Un aspecto importante en la formación es que debe ser muy personalizada. Cada aspirante trae una historia, un pasado, unos condicionamientos, unos vacíos y tal vez unas intenciones no tan rectas que es necesario descubrir y encauzar. El papa Francisco ha dicho que hoy se requiere una “formación artesanal”, uno a uno, no en serie, con especial esmero y dedicación como lo deben hacer los artesanos con las obras salidas de sus manos. Esto requiere, claro está, un mayor número, preparación y buena disposición de formadores, lo cual no siempre es posible ni se logra en todas partes. Nuestra Diócesis tiene en sus manos la responsabilidad de la formación de varios cientos de candidatos al sacerdocio en varios seminarios. Un crecido número (cerca de 40) nos dedicamos a este servicio eclesial, que como hemos dicho, no es fácil.

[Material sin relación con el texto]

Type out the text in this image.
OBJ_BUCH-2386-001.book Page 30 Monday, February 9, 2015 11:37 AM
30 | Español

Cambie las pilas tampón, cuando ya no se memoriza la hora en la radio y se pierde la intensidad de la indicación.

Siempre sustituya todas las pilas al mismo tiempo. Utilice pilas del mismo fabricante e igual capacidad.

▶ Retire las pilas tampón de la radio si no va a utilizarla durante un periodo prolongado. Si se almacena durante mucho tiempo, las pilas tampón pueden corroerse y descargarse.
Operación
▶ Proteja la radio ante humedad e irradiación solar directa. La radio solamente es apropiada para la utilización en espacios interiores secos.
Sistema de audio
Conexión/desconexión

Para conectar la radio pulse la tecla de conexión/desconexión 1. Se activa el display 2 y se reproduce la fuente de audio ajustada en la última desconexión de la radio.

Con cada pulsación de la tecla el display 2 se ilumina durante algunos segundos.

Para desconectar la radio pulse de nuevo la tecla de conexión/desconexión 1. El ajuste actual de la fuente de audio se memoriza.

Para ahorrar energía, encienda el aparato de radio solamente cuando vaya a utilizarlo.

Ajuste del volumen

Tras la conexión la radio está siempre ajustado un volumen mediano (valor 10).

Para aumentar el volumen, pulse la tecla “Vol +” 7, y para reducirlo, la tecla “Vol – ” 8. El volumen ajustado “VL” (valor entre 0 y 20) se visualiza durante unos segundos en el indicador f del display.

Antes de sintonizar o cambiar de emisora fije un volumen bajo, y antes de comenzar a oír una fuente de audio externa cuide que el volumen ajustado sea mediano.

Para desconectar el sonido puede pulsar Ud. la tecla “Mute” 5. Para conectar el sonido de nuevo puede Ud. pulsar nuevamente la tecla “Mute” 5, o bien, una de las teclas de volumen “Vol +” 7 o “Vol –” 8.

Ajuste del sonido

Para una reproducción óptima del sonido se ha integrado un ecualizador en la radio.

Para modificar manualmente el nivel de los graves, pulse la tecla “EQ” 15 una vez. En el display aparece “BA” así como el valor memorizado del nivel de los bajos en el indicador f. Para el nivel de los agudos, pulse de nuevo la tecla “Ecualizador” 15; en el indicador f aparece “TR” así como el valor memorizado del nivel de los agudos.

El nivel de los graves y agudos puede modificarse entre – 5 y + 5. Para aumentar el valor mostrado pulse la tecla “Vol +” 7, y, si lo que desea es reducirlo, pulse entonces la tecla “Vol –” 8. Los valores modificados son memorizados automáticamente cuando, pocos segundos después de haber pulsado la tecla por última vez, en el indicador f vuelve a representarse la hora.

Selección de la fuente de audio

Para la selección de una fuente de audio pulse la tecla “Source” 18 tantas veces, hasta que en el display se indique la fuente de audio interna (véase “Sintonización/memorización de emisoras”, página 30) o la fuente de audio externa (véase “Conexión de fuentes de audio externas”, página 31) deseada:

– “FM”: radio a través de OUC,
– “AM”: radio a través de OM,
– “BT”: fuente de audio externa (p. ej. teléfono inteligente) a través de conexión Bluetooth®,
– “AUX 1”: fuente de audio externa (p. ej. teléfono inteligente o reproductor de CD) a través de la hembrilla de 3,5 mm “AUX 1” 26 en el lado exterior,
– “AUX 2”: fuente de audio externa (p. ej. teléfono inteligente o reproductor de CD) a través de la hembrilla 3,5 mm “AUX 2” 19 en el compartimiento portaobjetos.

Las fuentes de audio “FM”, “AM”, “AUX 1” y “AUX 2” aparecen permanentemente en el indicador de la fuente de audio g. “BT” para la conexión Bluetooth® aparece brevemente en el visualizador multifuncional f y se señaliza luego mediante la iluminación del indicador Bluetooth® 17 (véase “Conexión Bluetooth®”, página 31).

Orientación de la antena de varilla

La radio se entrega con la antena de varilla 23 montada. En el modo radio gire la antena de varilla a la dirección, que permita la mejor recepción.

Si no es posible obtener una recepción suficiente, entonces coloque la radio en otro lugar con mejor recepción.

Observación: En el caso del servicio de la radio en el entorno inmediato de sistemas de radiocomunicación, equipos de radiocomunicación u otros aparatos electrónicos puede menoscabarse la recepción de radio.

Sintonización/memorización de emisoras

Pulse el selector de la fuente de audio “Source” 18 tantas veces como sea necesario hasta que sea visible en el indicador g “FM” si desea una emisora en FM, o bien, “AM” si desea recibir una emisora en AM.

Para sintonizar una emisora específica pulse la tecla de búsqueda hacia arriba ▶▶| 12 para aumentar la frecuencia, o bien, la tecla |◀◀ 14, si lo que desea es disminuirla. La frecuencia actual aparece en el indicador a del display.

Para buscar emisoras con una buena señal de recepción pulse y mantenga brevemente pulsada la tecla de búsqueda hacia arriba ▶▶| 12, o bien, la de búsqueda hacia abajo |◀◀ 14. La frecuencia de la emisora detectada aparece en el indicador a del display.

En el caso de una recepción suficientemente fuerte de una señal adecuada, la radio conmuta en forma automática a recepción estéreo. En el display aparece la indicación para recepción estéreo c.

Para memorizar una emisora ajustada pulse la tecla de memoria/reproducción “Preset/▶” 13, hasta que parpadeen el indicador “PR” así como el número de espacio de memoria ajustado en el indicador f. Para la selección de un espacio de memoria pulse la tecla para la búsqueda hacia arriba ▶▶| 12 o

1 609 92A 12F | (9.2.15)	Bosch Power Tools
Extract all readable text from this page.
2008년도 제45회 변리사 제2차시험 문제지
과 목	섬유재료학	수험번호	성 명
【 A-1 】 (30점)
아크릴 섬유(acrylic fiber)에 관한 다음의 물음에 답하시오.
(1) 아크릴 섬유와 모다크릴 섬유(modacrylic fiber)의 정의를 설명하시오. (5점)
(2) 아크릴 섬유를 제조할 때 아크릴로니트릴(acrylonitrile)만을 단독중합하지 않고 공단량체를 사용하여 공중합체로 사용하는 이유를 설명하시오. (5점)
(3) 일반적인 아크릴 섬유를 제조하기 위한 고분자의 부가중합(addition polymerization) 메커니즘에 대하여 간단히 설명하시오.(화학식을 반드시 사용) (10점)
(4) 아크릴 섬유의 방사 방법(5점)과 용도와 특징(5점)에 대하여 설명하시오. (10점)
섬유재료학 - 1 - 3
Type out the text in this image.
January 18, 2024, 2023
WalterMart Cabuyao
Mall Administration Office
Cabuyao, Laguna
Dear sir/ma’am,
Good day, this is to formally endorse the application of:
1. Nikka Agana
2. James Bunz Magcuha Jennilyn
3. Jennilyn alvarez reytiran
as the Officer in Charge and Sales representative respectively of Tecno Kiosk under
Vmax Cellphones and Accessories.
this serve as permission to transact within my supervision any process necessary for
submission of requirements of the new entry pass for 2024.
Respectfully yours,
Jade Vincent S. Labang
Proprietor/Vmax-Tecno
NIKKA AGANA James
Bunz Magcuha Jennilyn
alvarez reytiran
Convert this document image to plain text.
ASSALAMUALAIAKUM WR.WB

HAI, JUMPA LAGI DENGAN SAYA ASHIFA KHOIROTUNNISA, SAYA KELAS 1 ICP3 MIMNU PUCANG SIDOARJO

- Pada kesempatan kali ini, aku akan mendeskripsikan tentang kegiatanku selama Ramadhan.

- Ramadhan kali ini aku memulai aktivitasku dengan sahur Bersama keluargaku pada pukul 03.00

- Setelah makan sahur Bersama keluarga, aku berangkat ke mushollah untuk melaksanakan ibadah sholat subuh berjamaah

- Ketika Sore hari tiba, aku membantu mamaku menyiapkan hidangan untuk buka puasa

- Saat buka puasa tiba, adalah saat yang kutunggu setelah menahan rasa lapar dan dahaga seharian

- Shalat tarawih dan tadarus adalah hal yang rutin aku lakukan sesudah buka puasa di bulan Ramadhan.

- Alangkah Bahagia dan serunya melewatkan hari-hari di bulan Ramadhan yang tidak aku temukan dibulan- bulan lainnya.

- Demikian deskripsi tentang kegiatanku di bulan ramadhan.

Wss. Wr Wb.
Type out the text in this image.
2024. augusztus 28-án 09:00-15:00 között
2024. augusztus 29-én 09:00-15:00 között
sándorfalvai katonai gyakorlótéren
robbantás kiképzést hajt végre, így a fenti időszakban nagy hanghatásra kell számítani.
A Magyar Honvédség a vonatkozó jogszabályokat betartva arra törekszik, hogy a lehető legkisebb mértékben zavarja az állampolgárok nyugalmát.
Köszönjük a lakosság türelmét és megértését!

La formación que hoy se requiere debe ser muy integral si queremos formar pastores para el mundo actual: sólida espiritualmente, con madurez humana, liderazgo y amplitud de relaciones, clara y universal desde el conocimiento, con una variada y bien fundamentada formación y práctica pastoral para que, de frente al mundo, se preparen para el desafío que les espera. Además, esta tarea no debe dejarse solo al seminario, todos deberíamos estar comprometidos en la formación de los pastores que se necesitarán en el futuro: las familias, las parroquias, la diócesis, el obispo, el presbiterio… El anuncio del evangelio en el mañana próximo depende de un esfuerzo mancomunado y bien estructurado de todos. Apoyar la obra de las vocaciones, trabajar intensamente en la siembra vocacional, ofrecer los medios para acceder a una buena formación, acompañar el proceso hasta y después de la ordenación sacerdotal, es un deber de todos en la Iglesia si queremos que Jesucristo siga siendo anunciado, conocido, amado y servido en el mañana, y las futuras generaciones puedan encontrar guías y orientadores en la búsqueda de un mundo mejor según el corazón de Dios.